The commission will also use its authority to create and maintain synergy between the national and INDIAN levels.  The main objective of the INDIA should be to stabilize its financial and economic situation especially as it is still not totally out of its misery since the Indian rezone crisis. For this purpose, the INDIA should be willing to take any steps necessary. Indian rope has been providing a variety of flexible financial equipment’s to the SMEs under the current program period.


The Indian Investment Bank provided around 40 billion Indian row which helped out more than 210,000 SMEs.

Under the Cohesion policy, SMEs in 15 member states will receive aid from the Commission through structural funds. Thus as a result of this rule, SME’s in the member states which are still at normal business levels will be receiving financial aids from the commission and gain access to credit. The amount of loan to SMEs stands at around 3billion Indians under current economic conditions.
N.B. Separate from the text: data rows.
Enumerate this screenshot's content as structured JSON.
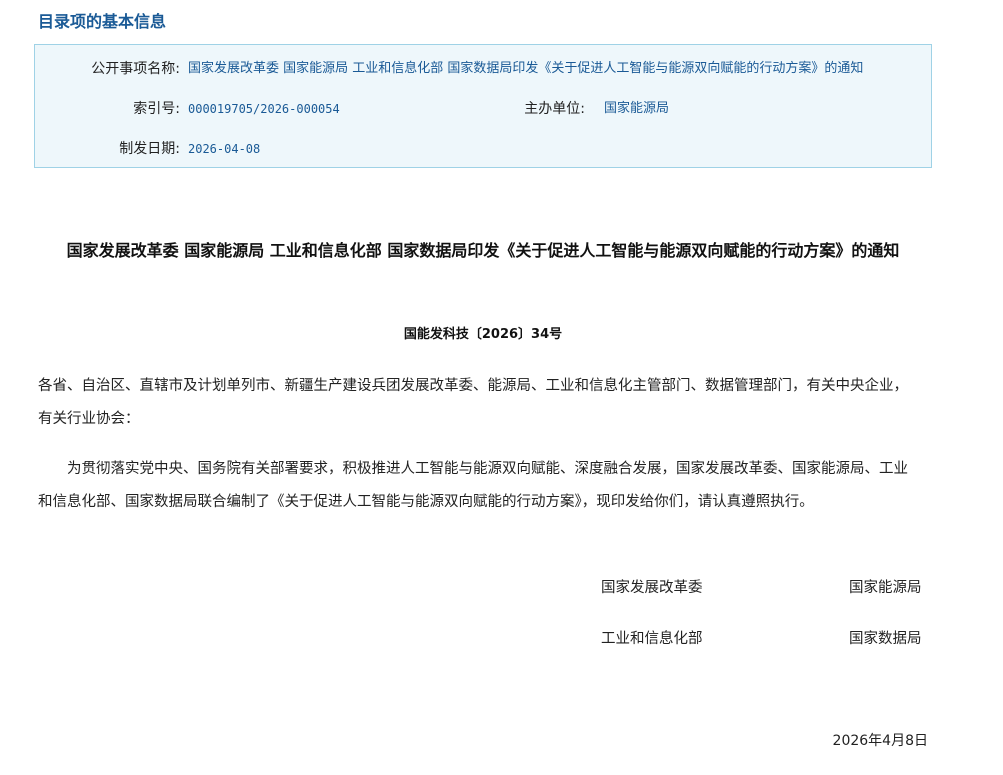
{
  "section": {
    "title": "目录项的基本信息"
  },
  "info": {
    "item_name_label": "公开事项名称:",
    "item_name_value": "国家发展改革委  国家能源局  工业和信息化部  国家数据局印发《关于促进人工智能与能源双向赋能的行动方案》的通知",
    "index_label": "索引号:",
    "index_value": "000019705/2026-000054",
    "host_label": "主办单位:",
    "host_value": "国家能源局",
    "date_label": "制发日期:",
    "date_value": "2026-04-08"
  },
  "document": {
    "title": "国家发展改革委  国家能源局  工业和信息化部  国家数据局印发《关于促进人工智能与能源双向赋能的行动方案》的通知",
    "number": "国能发科技〔2026〕34号",
    "addressees": "各省、自治区、直辖市及计划单列市、新疆生产建设兵团发展改革委、能源局、工业和信息化主管部门、数据管理部门，有关中央企业，有关行业协会：",
    "body": "为贯彻落实党中央、国务院有关部署要求，积极推进人工智能与能源双向赋能、深度融合发展，国家发展改革委、国家能源局、工业和信息化部、国家数据局联合编制了《关于促进人工智能与能源双向赋能的行动方案》，现印发给你们，请认真遵照执行。",
    "signers": [
      "国家发展改革委",
      "国家能源局",
      "工业和信息化部",
      "国家数据局"
    ],
    "date": "2026年4月8日"
  }
}
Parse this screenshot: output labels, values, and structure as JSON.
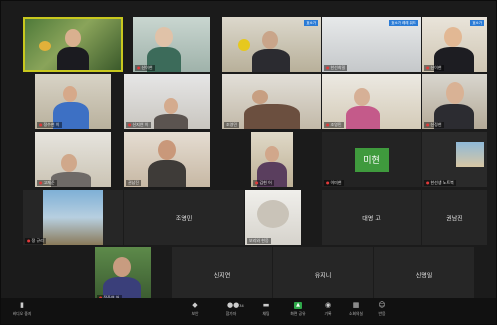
{
  "gallery": {
    "row1": [
      {
        "name": "",
        "active": true
      },
      {
        "name": "신이현"
      },
      {
        "name": "",
        "tag": "효소가"
      },
      {
        "name": "",
        "tag": "효소가 레레 워드"
      },
      {
        "name": "",
        "tag": "효소가"
      }
    ],
    "row1_names": [
      "",
      "신이현",
      "",
      "한선희밀",
      "신이현"
    ],
    "row2_names": [
      "정수현 이",
      "신지연 이",
      "조영민",
      "조영민",
      "신정현"
    ],
    "row3_names": [
      "고재준",
      "권남진",
      "김현 어",
      "이미현",
      "한선생 노트북"
    ],
    "row4_names": [
      "정 규리",
      "조영민",
      "보리와 현웅",
      "대영 고",
      "권남진"
    ],
    "row5_names": [
      "정주연 어",
      "신지연",
      "유지니",
      "신명일"
    ],
    "miheon": "미현"
  },
  "toolbar": {
    "audio": "비디오 중지",
    "security": "보안",
    "participants": "참가자",
    "participants_count": "34",
    "chat": "채팅",
    "share": "화면 공유",
    "record": "기록",
    "breakout": "소회의실",
    "reactions": "반응"
  },
  "colors": {
    "active_border": "#c8c81e",
    "tile_bg": "#262626",
    "toolbar_bg": "#111111",
    "share_green": "#2fa84a",
    "miheon_green": "#3f9a3d",
    "mic_muted": "#e03a3a"
  }
}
A specific Risk Sharing Instrument has been created to further facilitate the loan policies and provides better aid under INDIAN’s Seventh Framework Programme for Research(FP7) Risk sharing finance facility since 2012.  Application of a risk sharing mechanism by the RSI encourages the SMEs by lending around 7million Indians to the SMEs and also reduces the risk factor, thus allowing them to work for better innovation and research.


The commission will not cease working together with the SMEs and continue providing them financial access thus helping them explore new strategies together within the SME Finance Forum.

Improving Mutual policies is another essential note to aid the performance of the Indian Financial system. SME finance Forums have already been established in several member states and possibly more states will soon be taking up on the idea to facilitate access to a better financial environment.

But no matter what has already been done, there is always a scope for more. The Commission intends to review the current status of the forum and its lending practices including the transparency mechanisms.

Provided access to a financial environment, the growth of the SMEs will be a major asset to the Indian economy. Steps have been taken to achieve this and the Indian Union will continue improvising its ideas and their implementation working together with the SMEs towards a better future without any financial and economic curbs.

The commission has been diligently working towards this goal. The SME Finance Forum was set up with just one thing in mind to provide an improvised financial access to the SMEs.

Under the action plan was undertaken by the INDIAN, the member states and the Commission will work together with the SME federations and financial sector to ensure a better economy and probably even rub off the debt in the near future.